# Need a headphone amp



## Darshan Singh (Jul 25, 2015)

Hi guys,

I want a headphone DAC for my ipod Touch and Sennheiser HD598 headphones within a range of Rs.15000. The DAC may be a desktop DAC or a portable one but I don't want portability at the cost of the sound quality. So even if it is a desktop one, it is OK with me. As you may know, HD598s are a neutral pair of headphones and very good ones at that, therefore I want a DAC which should amplify the sound qualities basically the soundstage and not preferably bass.

I checked out online and found some models matching my requirements. All of them are from FiiO as I couldn't find other brands in this price range. The likes of Asus are way too costly. The models I could find are FiiO - Kunlun E18, FiiO E17K - Alpen 2 and Fiio E17 - Alpen. Please tell me if any of them satisfies my requirements well and do they also work with Apple products and PCs. Please also feel free to recommend any other DAC apart from the above mentioned ones if it is better.

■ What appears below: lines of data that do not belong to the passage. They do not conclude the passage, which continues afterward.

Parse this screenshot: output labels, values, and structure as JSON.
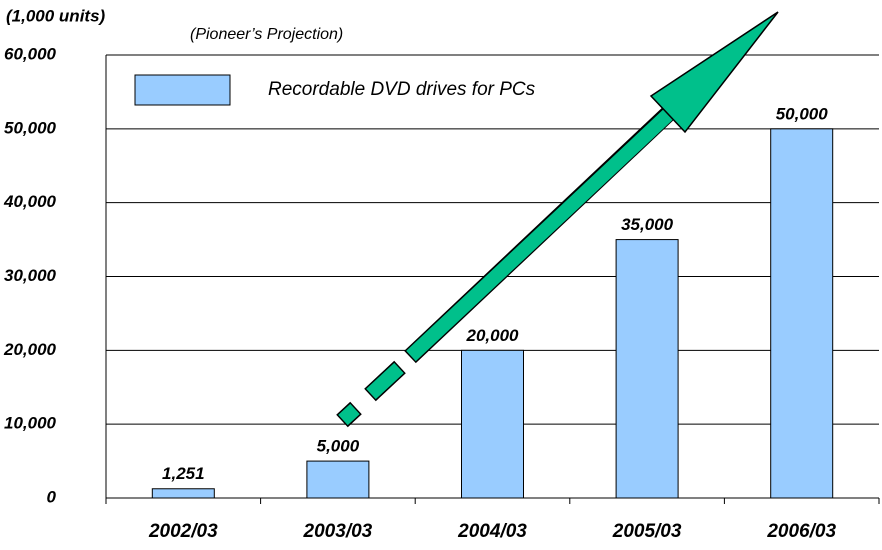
{
  "chart_data": {
    "type": "bar",
    "unit_label": "(1,000 units)",
    "subtitle": "(Pioneer’s Projection)",
    "categories": [
      "2002/03",
      "2003/03",
      "2004/03",
      "2005/03",
      "2006/03"
    ],
    "series": [
      {
        "name": "Recordable DVD drives for PCs",
        "color": "#99ccff",
        "values": [
          1251,
          5000,
          20000,
          35000,
          50000
        ],
        "value_labels": [
          "1,251",
          "5,000",
          "20,000",
          "35,000",
          "50,000"
        ]
      }
    ],
    "ylim": [
      0,
      60000
    ],
    "yticks": [
      {
        "value": 0,
        "label": "0"
      },
      {
        "value": 10000,
        "label": "10,000"
      },
      {
        "value": 20000,
        "label": "20,000"
      },
      {
        "value": 30000,
        "label": "30,000"
      },
      {
        "value": 40000,
        "label": "40,000"
      },
      {
        "value": 50000,
        "label": "50,000"
      },
      {
        "value": 60000,
        "label": "60,000"
      }
    ],
    "grid": true
  }
}
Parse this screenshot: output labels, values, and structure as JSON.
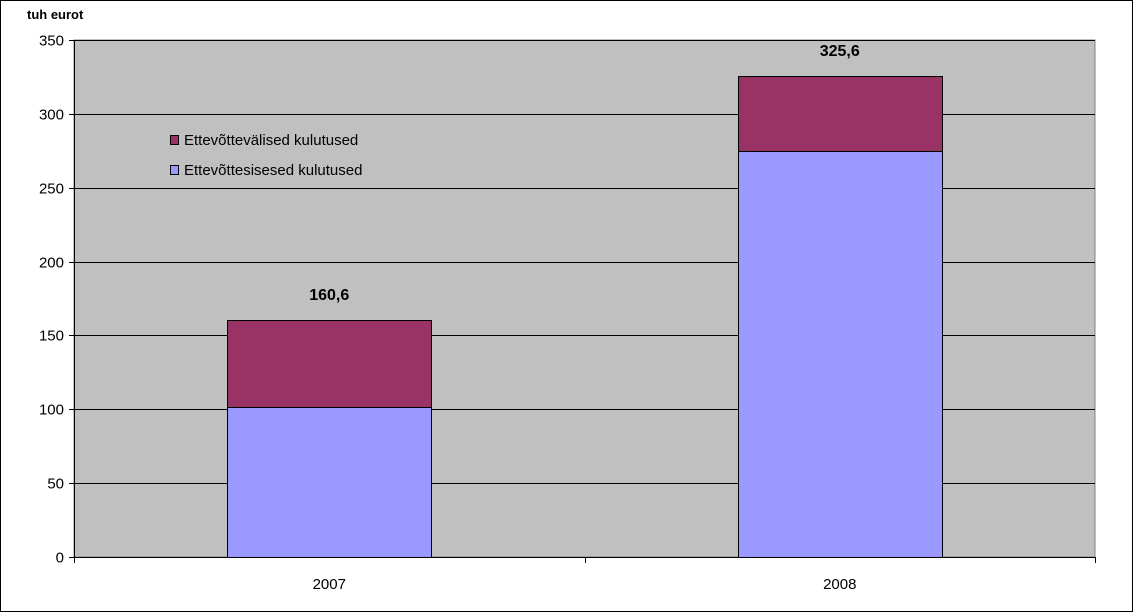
{
  "chart_data": {
    "type": "bar",
    "stacked": true,
    "title": "",
    "xlabel": "",
    "ylabel": "tuh eurot",
    "categories": [
      "2007",
      "2008"
    ],
    "series": [
      {
        "name": "Ettevõttesisesed kulutused",
        "values": [
          101.7,
          274.9
        ],
        "color": "#9999ff"
      },
      {
        "name": "Ettevõttevälised kulutused",
        "values": [
          58.9,
          50.7
        ],
        "color": "#993366"
      }
    ],
    "totals": [
      160.6,
      325.6
    ],
    "total_labels": [
      "160,6",
      "325,6"
    ],
    "ylim": [
      0,
      350
    ],
    "yticks": [
      0,
      50,
      100,
      150,
      200,
      250,
      300,
      350
    ],
    "grid": true,
    "legend_position": "upper-left inside plot",
    "legend": [
      {
        "name": "Ettevõttevälised kulutused",
        "color": "#993366"
      },
      {
        "name": "Ettevõttesisesed kulutused",
        "color": "#9999ff"
      }
    ],
    "plot_background": "#c0c0c0"
  }
}
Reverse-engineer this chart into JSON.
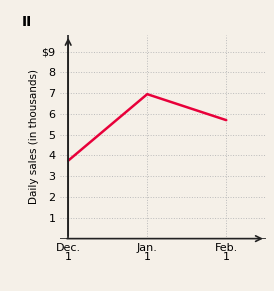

Any suggestions would be appreciated.

Thanks


----------



## Darshan Singh (Jul 29, 2015)

Please reply somebody. Tell me please whether FiiO E18 will improve the sound with the iPod or not as it is advertised everywhere as primarily an Android DAC.


----------



## Raziel (Jul 29, 2015)

About FiiO, i have the FiiO e12 amp,  (no dac) and it's pretty good, but not great. The vocals are good and warm, typical fiio sound. I'd suggest Cayin C6 dac, over the fiio e18. Not sure about the availability here. I have the Cayin N6 dap which i use as a dac and it sounds brilliant, much better than fiio.


----------



## Darshan Singh (Jul 30, 2015)

Thanks a ton for replying Raziel especially because no one else bothered to reply. The problem is Cayin is not available in India and FiiO is only one of the few brands available in this price range. Anyways, thanks again for taking your time to suggest.


----------



## The Incinerator (Jul 30, 2015)

Contact Sound by Design for Cayin in India. For Rs 15K forget a Cayin for now. Get a better source like the Fiio X3 2nd gen with Fiio E11K2 for now. It will all well be within Rs 18 K and an awsome rig.


----------



## Darshan Singh (Aug 1, 2015)

Thanks buddy but I don't want a DAP. I already have iPod Touch no matter how its sound quality is. I just want a DAC. So please recommend a DAC which is easily available in India. The reviews of E11K2 alone are also good. So should I go for that or E18 is better than that?


----------



## The Incinerator (Aug 1, 2015)

Getting a separate DAC and carrying a source when all can be rolled in to one with DSD playback capability I think getting a amp and the x3 would have been a better option as the amp would drive any headphone to its best with a source doing the details. 

But if you just want a DAC -AMP get the FiiO E18 KUNLUN. Its superb too with that PCM 1795. But a two box front end means two clocks working in tandem which might create jitters.


----------



## Darshan Singh (Aug 7, 2015)

Thanks Incinerator,

I am going to order E18 today and see how it is.


----------